All systems go: Geranium ‘Johnson’s Blue’ is a good candidate for chopping back.
Early-flowering perennials, such as Geranium “Johnson’s Blue”, lupins and Anthriscus “Raven’s Wing”, will have peaked this month. Cutting them back to the base after flowering will promote fresh foliage and, often, a second crop of flowers. Oriental poppies dip into a few weeks of semi-dormancy after flowering, so after you have removed their tired top growth, plug the gap with pot-grown annuals.

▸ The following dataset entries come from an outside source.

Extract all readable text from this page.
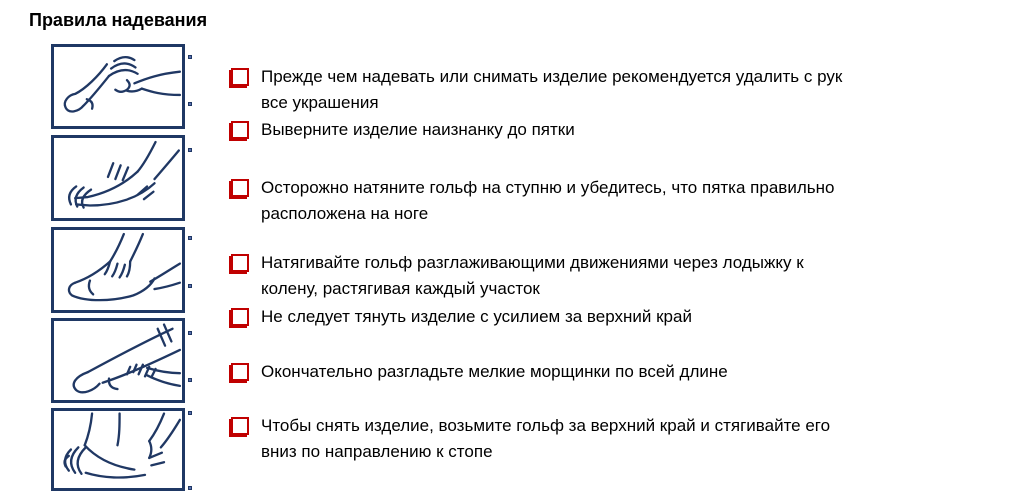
Правила надевания
Прежде чем надевать или снимать изделие рекомендуется удалить с рук
все украшения
Выверните изделие наизнанку до пятки
Осторожно натяните гольф на ступню и убедитесь, что пятка правильно
расположена на ноге
Натягивайте гольф разглаживающими движениями через лодыжку к
колену, растягивая каждый участок
Не следует тянуть изделие с усилием за верхний край
Окончательно разгладьте мелкие морщинки по всей длине
Чтобы снять изделие, возьмите гольф за верхний край и стягивайте его
вниз по направлению к стопе
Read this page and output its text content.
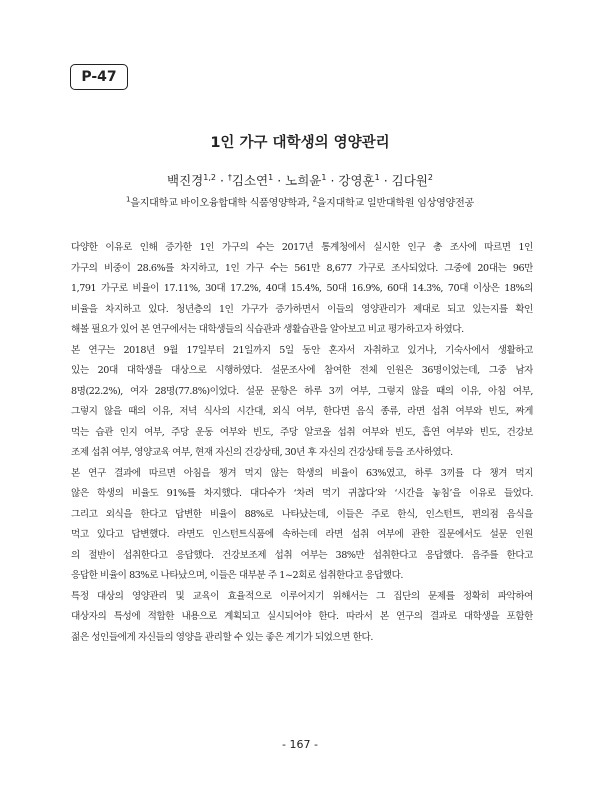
P-47
1인 가구 대학생의 영양관리
백진경$^{1,2}$ · †김소연$^1$ · 노희윤$^1$ · 강영훈$^1$ · 김다원$^2$
$^1$을지대학교 바이오융합대학 식품영양학과, $^2$을지대학교 일반대학원 임상영양전공
다양한 이유로 인해 증가한 1인 가구의 수는 2017년 통계청에서 실시한 인구 총 조사에 따르면 1인
가구의 비중이 28.6%를 차지하고, 1인 가구 수는 561만 8,677 가구로 조사되었다. 그중에 20대는 96만
1,791 가구로 비율이 17.11%, 30대 17.2%, 40대 15.4%, 50대 16.9%, 60대 14.3%, 70대 이상은 18%의
비율을 차지하고 있다. 청년층의 1인 가구가 증가하면서 이들의 영양관리가 제대로 되고 있는지를 확인
해볼 필요가 있어 본 연구에서는 대학생들의 식습관과 생활습관을 알아보고 비교 평가하고자 하였다.
본 연구는 2018년 9월 17일부터 21일까지 5일 동안 혼자서 자취하고 있거나, 기숙사에서 생활하고
있는 20대 대학생을 대상으로 시행하였다. 설문조사에 참여한 전체 인원은 36명이었는데, 그중 남자
8명(22.2%), 여자 28명(77.8%)이었다. 설문 문항은 하루 3끼 여부, 그렇지 않을 때의 이유, 아침 여부,
그렇지 않을 때의 이유, 저녁 식사의 시간대, 외식 여부, 한다면 음식 종류, 라면 섭취 여부와 빈도, 짜게
먹는 습관 인지 여부, 주당 운동 여부와 빈도, 주당 알코올 섭취 여부와 빈도, 흡연 여부와 빈도, 건강보
조제 섭취 여부, 영양교육 여부, 현재 자신의 건강상태, 30년 후 자신의 건강상태 등을 조사하였다.
본 연구 결과에 따르면 아침을 챙겨 먹지 않는 학생의 비율이 63%였고, 하루 3끼를 다 챙겨 먹지
않은 학생의 비율도 91%를 차지했다. 대다수가 ‘차려 먹기 귀찮다’와 ‘시간을 놓침’을 이유로 들었다.
그리고 외식을 한다고 답변한 비율이 88%로 나타났는데, 이들은 주로 한식, 인스턴트, 편의점 음식을
먹고 있다고 답변했다. 라면도 인스턴트식품에 속하는데 라면 섭취 여부에 관한 질문에서도 설문 인원
의 절반이 섭취한다고 응답했다. 건강보조제 섭취 여부는 38%만 섭취한다고 응답했다. 음주를 한다고
응답한 비율이 83%로 나타났으며, 이들은 대부분 주 1~2회로 섭취한다고 응답했다.
특정 대상의 영양관리 및 교육이 효율적으로 이루어지기 위해서는 그 집단의 문제를 정확히 파악하여
대상자의 특성에 적합한 내용으로 계획되고 실시되어야 한다. 따라서 본 연구의 결과로 대학생을 포함한
젊은 성인들에게 자신들의 영양을 관리할 수 있는 좋은 계기가 되었으면 한다.
- 167 -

Summer bedding extends the season and provides colour for later in the year. Pot-grown annuals and half-hardy perennials are such a useful way to inject new energy and ring the changes. Be imaginative with colour.
Sowing the seeds
Now that all risk of frost should be behind us, plant out cucumbers, runner beans and sweetcorn that have been grown inside. The soil is warm enough now to sow sweetcorn, French and runner beans directly into the ground. Make second sowings of peas and continue to stagger crops of beetroot, radish and salad. Use the shadow cast by runner-bean wigwams and pea supports for leafy salads as they appreciate a little shade. Sow nursery rows of winter brassicas. Grow them on until they are at the four-leaf stage before transplanting to their final positions. Protect brassicas from cabbage white butterfly, carrots from carrot root fly and rocket from flea beetle with a protective covering of Envirofleece.
Salad days: the first early potatoes are ready to lift. Photograph: Ian Francis /Alamy
During dry spells water Florence fennel and spinach. They will bolt and run to seed at the slightest sign of drought. Convince them of good times with compost in the soil and water, and they will repay you handsomely in harvest. Use precious rainwater for blueberries. A mulch of pine needles will help keep acidity up.
All tied up
Tie in sweet peas, clematis and new canes on soft fruit to keep everything moving in the right direction , and stake if you haven’t done so already to prevent the garden flopping later on.
Prune out flowering wood as soon as it is over on early-flowering shrubs, such as philadelphus and deutzia. Don’t waste the prunings as it is a good time to take soft-wood cuttings.
Net strawberries ahead of them ripening and pin down runners if you require young plants for replanting later. Strawberry beds last for three to four years before needing replanting.
As soon as the earlies start to flower, the tubers are ready to lift. Enjoy your first bowl of potatoes with nothing more than salt, butter and a handful of chives chopped finely, and bask in the simple pleasures of growing your own.